En la actualidad, la violencia contra las mujeres y las niñas es una de las violaciones de los derechos humanos más extendidas, persistentes y devastadoras del mundo.La desigualdad entre los géneros persiste en todo el mundo. 

La violencia contra la mujer es la forma más extrema de discriminación y, en los casos más graves, esa violencia puede provocar la muerte. Según datos de un informe, referidos a 87 países y recolectados entre 2005 y 2016, el 19% de las mujeres de entre 15 y 49 años de edad dijeron que habían experimentado violencia física o sexual, o ambas, a manos de su pareja en los 12 meses anteriores a ser preguntadas sobre este asunto. En 2012, casi la mitad de las mujeres víctimas de un homicidio intencional en todo el mundo fueron asesinadas por su pareja o un familiar, en comparación con el 6% de los varones.

Otro caso extremo de violencia es la ablación. Desde el año 2000, la práctica tradicional nociva de la mutilación femenina ha disminuido en un 24%. No obstante, la prevalencia sigue siendo elevada en algunos de los 30 países que disponen de datos representativos, y en los que, según datos de encuestas realizadas alrededor de 2015, más de 1 de cada 3 niñas de edades comprendidas entre los 15 y los 19 años habían sufrido esa práctica, en comparación con casi 1 de cada 2 niñas alrededor de 2000.

Además, apenas la mitad de las mujeres de entre 15 y 49 años (un 52%) que están casadas o viven en pareja toman sus propias decisiones en materia de relaciones sexuales consentidas, usan anticonceptivos y acuden a los servicios de salud.
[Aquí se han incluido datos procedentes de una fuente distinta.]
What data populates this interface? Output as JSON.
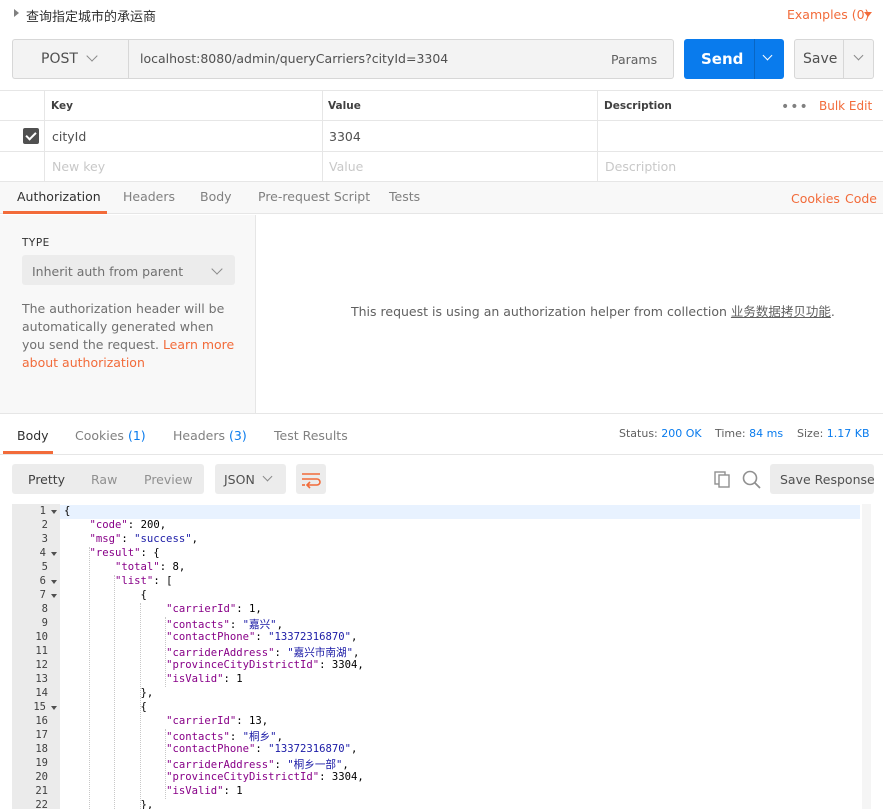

Esa estadística se basa en datos disponibles en torno a 2012 sobre 45 países, 43 de ellos de regiones en desarrollo.

Asimismo, la violencia contra la mujer se exacerba en los conflictos armados.

Una de las principales dificultades para prevenir y acabar con la violencia contra las mujeres y las niñas es la marcada insuficiencia de fondos, que determina que los recursos para estas iniciativas sean sumamente escasos. Sin embargo, este año se ha producido una buena noticia en este ámbito, ya que la Unión Europa y las Naciones Unidas acaban de lanzar la Iniciativa Spotlight que, con una provisión de fodos de 500 millones de euros, busca sacar a la luz pública la cuestión de la violencia contra la mujer.

Otra iniciativa que contribuye a poner al descubierto esta lacra es ÚNETE para poner fin a la violencia contra la Mujer, iniciativa que fue lanzada en 2008 por el entonces Secretario General, Ban Ki-moon, y que ha sido respaldada por su sucesor, António Guterres. 

“Que nadie se quede atrás: pongamos fin a la violencia contras las mujeres y las niñas”.